Concetti Chiave
PLUNDER, a novel probabilistic programmatic imitation learning algorithm, can synthesize interpretable and adaptable policies from unlabeled and noisy demonstrations.
Sintesi
The paper introduces PLUNDER, a novel Programmatic Imitation Learning (PIL) algorithm that addresses the limitations of existing PIL methods. Key insights:
Inferring action labels from unlabeled demonstrations is a latent variable estimation problem, which can be solved using an Expectation-Maximization (EM) approach.
Synthesizing a probabilistic policy, rather than a deterministic one, allows PLUNDER to model the uncertainties inherent in real-world demonstrations.
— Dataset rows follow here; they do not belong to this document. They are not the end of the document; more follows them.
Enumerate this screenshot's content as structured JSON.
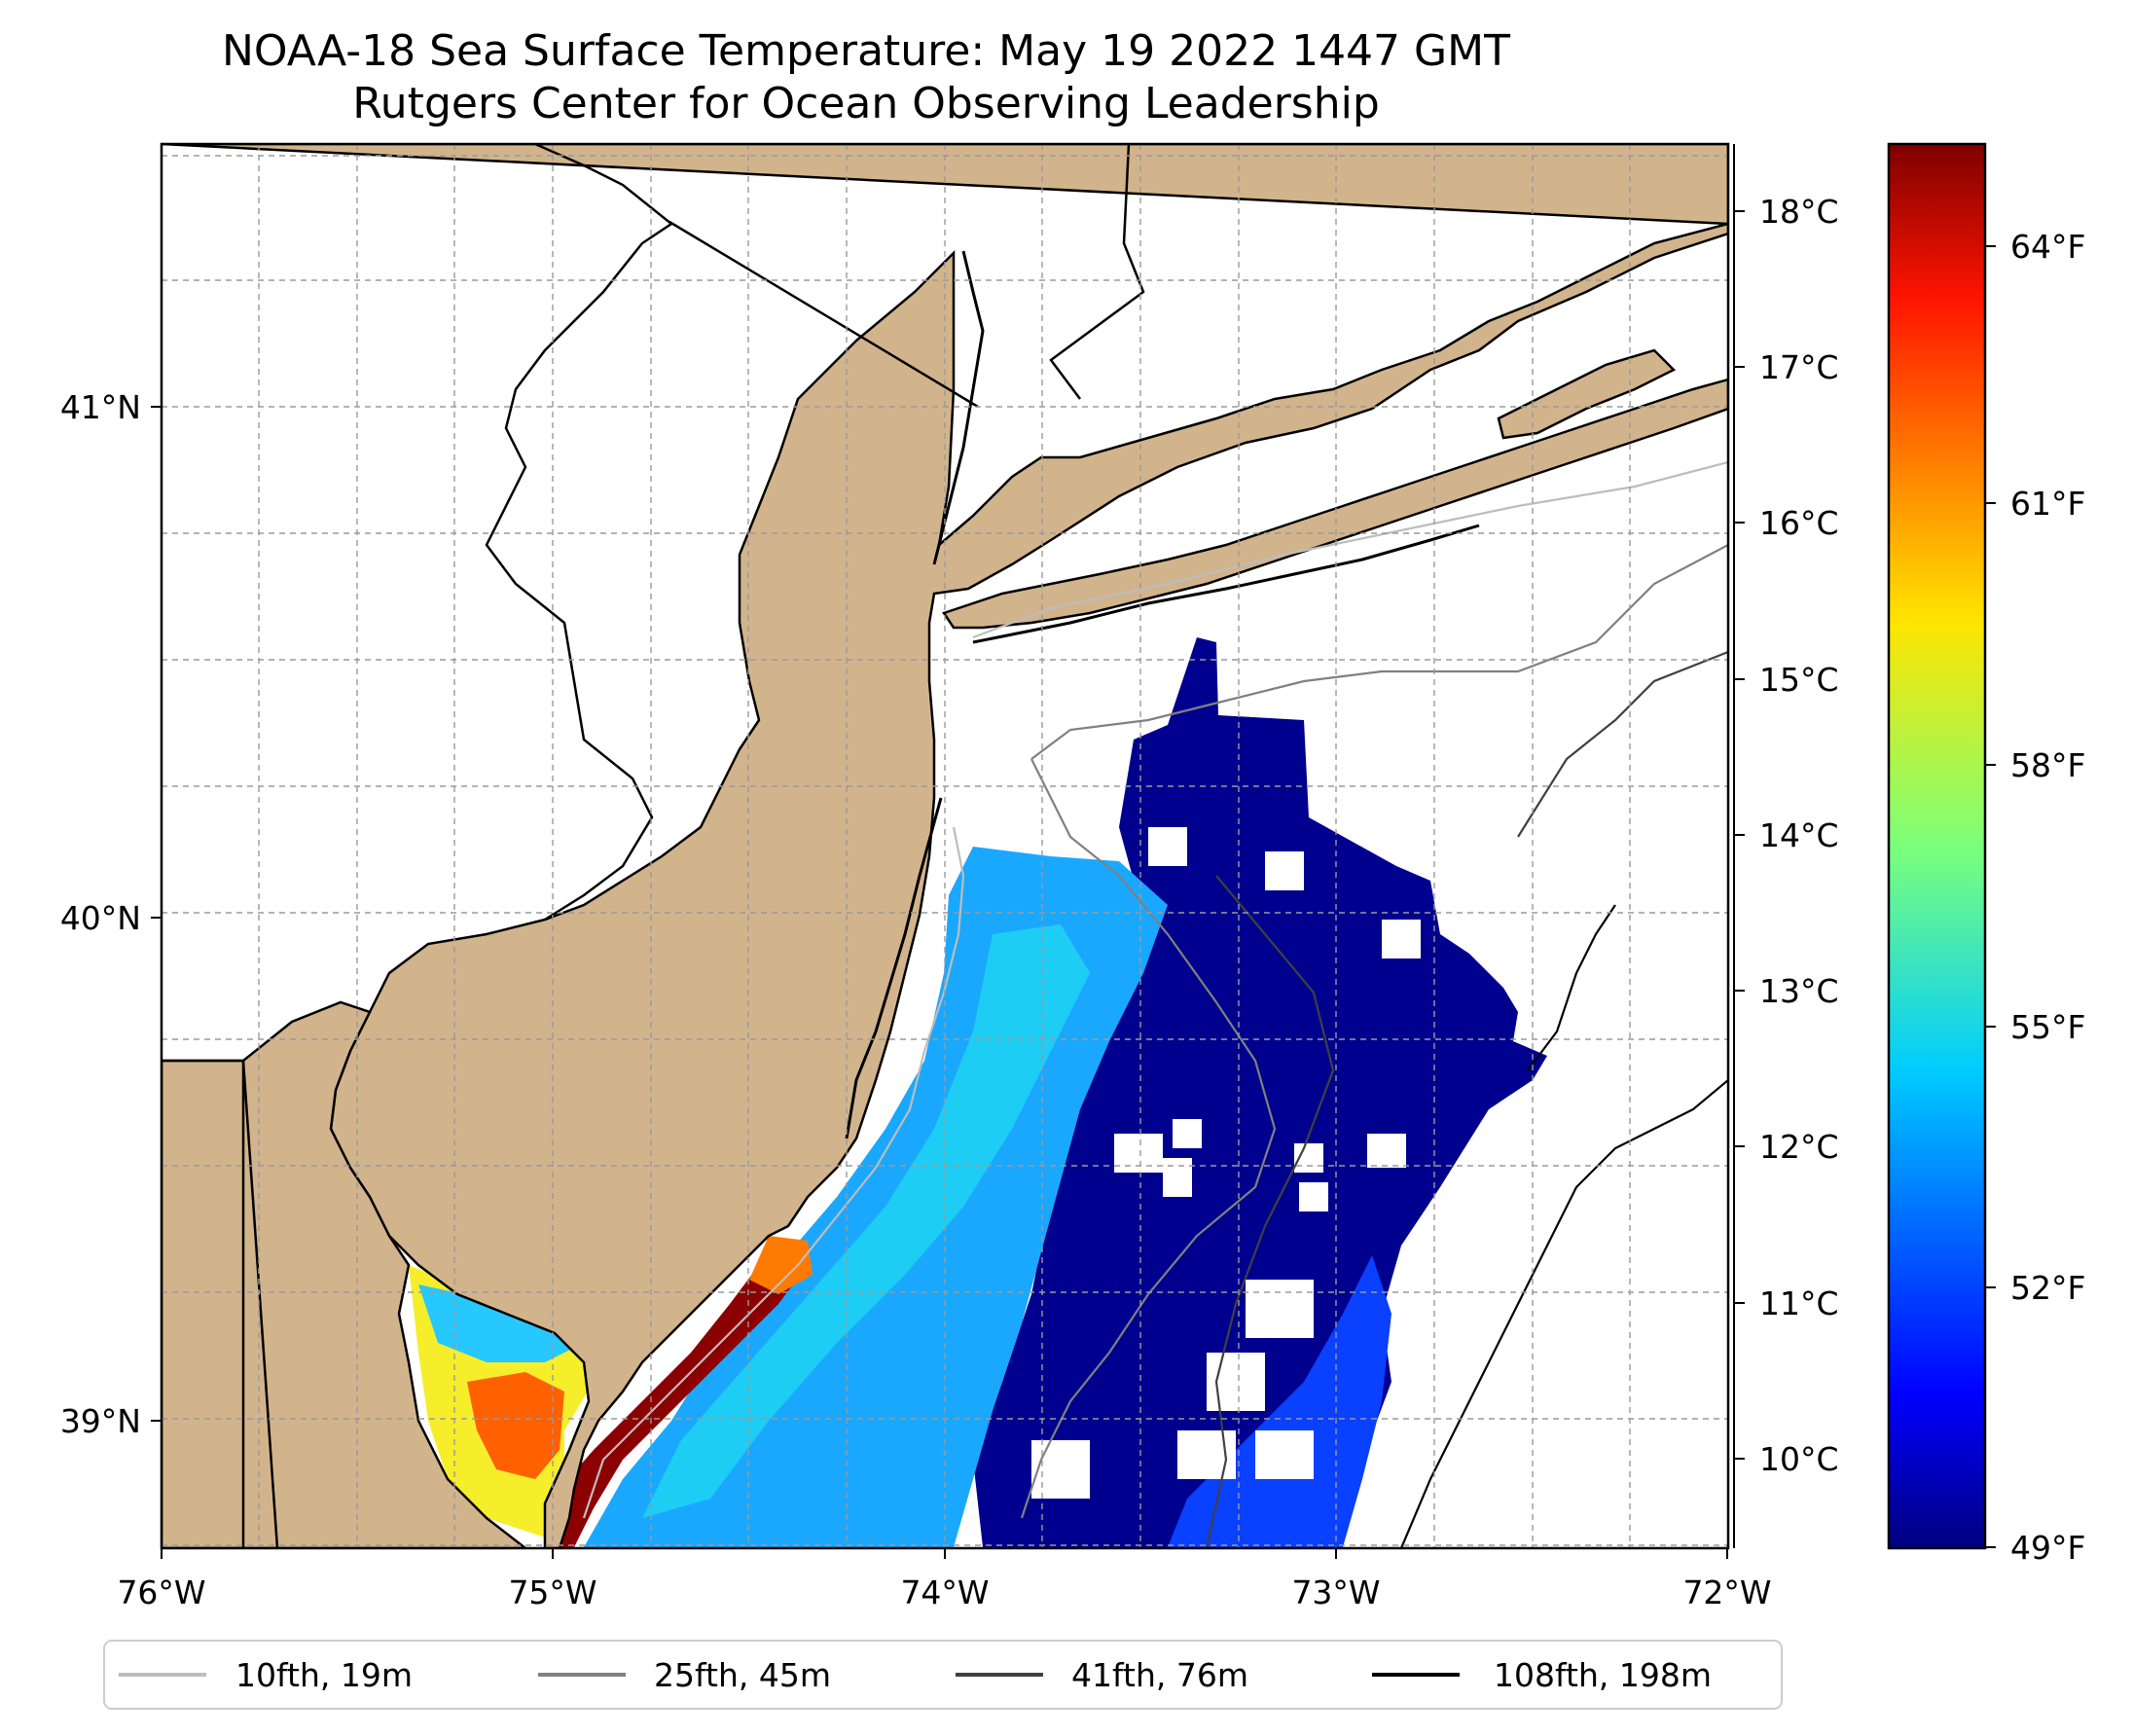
{
  "title": {
    "line1": "NOAA-18 Sea Surface Temperature: May 19 2022 1447 GMT",
    "line2": "Rutgers Center for Ocean Observing Leadership"
  },
  "map": {
    "lon_range": [
      -76,
      -72
    ],
    "lat_range": [
      38.72,
      41.52
    ],
    "land_color": "#d2b48c",
    "ocean_color": "#ffffff",
    "gridlines": true,
    "x_ticks": [
      "76°W",
      "75°W",
      "74°W",
      "73°W",
      "72°W"
    ],
    "y_ticks": [
      "41°N",
      "40°N",
      "39°N"
    ]
  },
  "colorbar": {
    "colormap": "jet",
    "celsius_ticks": [
      "18°C",
      "17°C",
      "16°C",
      "15°C",
      "14°C",
      "13°C",
      "12°C",
      "11°C",
      "10°C"
    ],
    "fahrenheit_ticks": [
      "64°F",
      "61°F",
      "58°F",
      "55°F",
      "52°F",
      "49°F"
    ],
    "range_f": [
      49,
      65.5
    ]
  },
  "legend": {
    "items": [
      {
        "label": "10fth, 19m",
        "color": "#bdbdbd"
      },
      {
        "label": "25fth, 45m",
        "color": "#808080"
      },
      {
        "label": "41fth, 76m",
        "color": "#404040"
      },
      {
        "label": "108fth, 198m",
        "color": "#000000"
      }
    ]
  }
}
The PLUNDER algorithm iterates between an E-step, where it samples posterior action label sequences, and an M-step, where it synthesizes a new probabilistic policy that maximizes the likelihood of the sampled action labels. To improve scalability, PLUNDER uses an incremental synthesis technique that narrows the search space.
PLUNDER is evaluated on five standard imitation learning tasks, including autonomous vehicle and robotic arm environments. It outperforms four state-of-the-art IL techniques, achieving 95% accuracy in matching the given demonstrations and 90% success rate in completing the tasks, which are 19% and 17% higher than the next-best baseline, respectively.
Statistiche
The vehicle's acceleration cannot exceed amax ≈ 13m/s^2 or drop below amin ≈ -20m/s^2.